Marijuana Edibles: What Makes a Warning Adequate?
Thursday, Apr 16, 2015

Every couple of months or so, a news story breaks espousing the dangers of marijuana edibles. Unsurprisingly, on the heels of recent studies showing that marijuana testing labs aren’t all that accurate, a recent Denver Post article is once again playing on primarily unfounded fears surrounding edible cannabis products.

Edibles regulation is an issue that both Colorado and Washington rule makers have grappled with since the inception of their recreational marijuana laws. Both states have released numerous amendments to their rules governing edibles labeling, packaging and warnings.

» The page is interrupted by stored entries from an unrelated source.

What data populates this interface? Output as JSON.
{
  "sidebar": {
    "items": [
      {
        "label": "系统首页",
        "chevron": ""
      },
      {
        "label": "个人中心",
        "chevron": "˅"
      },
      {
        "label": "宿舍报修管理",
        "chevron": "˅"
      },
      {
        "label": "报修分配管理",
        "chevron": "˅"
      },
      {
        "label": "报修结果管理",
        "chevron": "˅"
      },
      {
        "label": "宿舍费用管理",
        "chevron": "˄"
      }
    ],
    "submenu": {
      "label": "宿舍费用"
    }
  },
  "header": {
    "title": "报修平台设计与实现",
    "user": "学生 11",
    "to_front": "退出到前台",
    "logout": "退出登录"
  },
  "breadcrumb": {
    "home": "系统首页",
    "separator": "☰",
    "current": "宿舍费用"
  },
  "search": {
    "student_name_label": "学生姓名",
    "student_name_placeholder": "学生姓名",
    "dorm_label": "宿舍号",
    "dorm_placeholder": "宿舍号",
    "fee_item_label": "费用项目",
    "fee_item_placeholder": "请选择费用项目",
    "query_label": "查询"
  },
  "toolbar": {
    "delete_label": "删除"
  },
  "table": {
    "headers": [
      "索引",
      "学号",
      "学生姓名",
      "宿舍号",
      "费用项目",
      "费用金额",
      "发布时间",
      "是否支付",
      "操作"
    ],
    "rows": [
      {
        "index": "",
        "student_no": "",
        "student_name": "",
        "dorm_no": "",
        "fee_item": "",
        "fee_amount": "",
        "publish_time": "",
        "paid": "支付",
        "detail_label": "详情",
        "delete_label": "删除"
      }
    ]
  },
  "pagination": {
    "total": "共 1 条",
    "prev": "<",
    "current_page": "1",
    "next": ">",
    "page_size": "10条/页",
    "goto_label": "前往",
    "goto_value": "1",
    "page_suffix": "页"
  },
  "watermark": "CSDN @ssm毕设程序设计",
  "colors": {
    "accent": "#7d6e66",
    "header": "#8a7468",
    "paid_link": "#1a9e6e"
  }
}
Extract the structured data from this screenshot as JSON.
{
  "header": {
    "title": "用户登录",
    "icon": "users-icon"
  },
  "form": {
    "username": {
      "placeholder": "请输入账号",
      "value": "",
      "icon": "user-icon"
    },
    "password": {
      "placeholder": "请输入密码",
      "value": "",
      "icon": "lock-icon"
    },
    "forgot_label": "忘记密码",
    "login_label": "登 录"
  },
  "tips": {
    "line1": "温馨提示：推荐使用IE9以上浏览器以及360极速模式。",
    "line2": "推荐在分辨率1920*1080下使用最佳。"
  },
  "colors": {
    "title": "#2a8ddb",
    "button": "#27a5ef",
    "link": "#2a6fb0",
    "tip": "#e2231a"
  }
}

Following Maureen Dowd’s infamous New York Times piece detailing her marijuana “overdose,” as well as the widely reported suicides of two individuals who had consumed cannabis edibles, anxiety over how to properly regulate these edibles has reached a new high. The debate, however, seems to have somewhat shifted from “how to prevent accidental ingestion by children” to “how to prevent adults from ingesting too much.” This second issue is tougher to tackle. If clear, visible warnings are in place on packaging, is the government even capable of ensuring that reasonable adults heed those warnings? Where do we draw the line between the manufacturer’s responsibility to warn, and the individual’s responsibility to act … responsibly?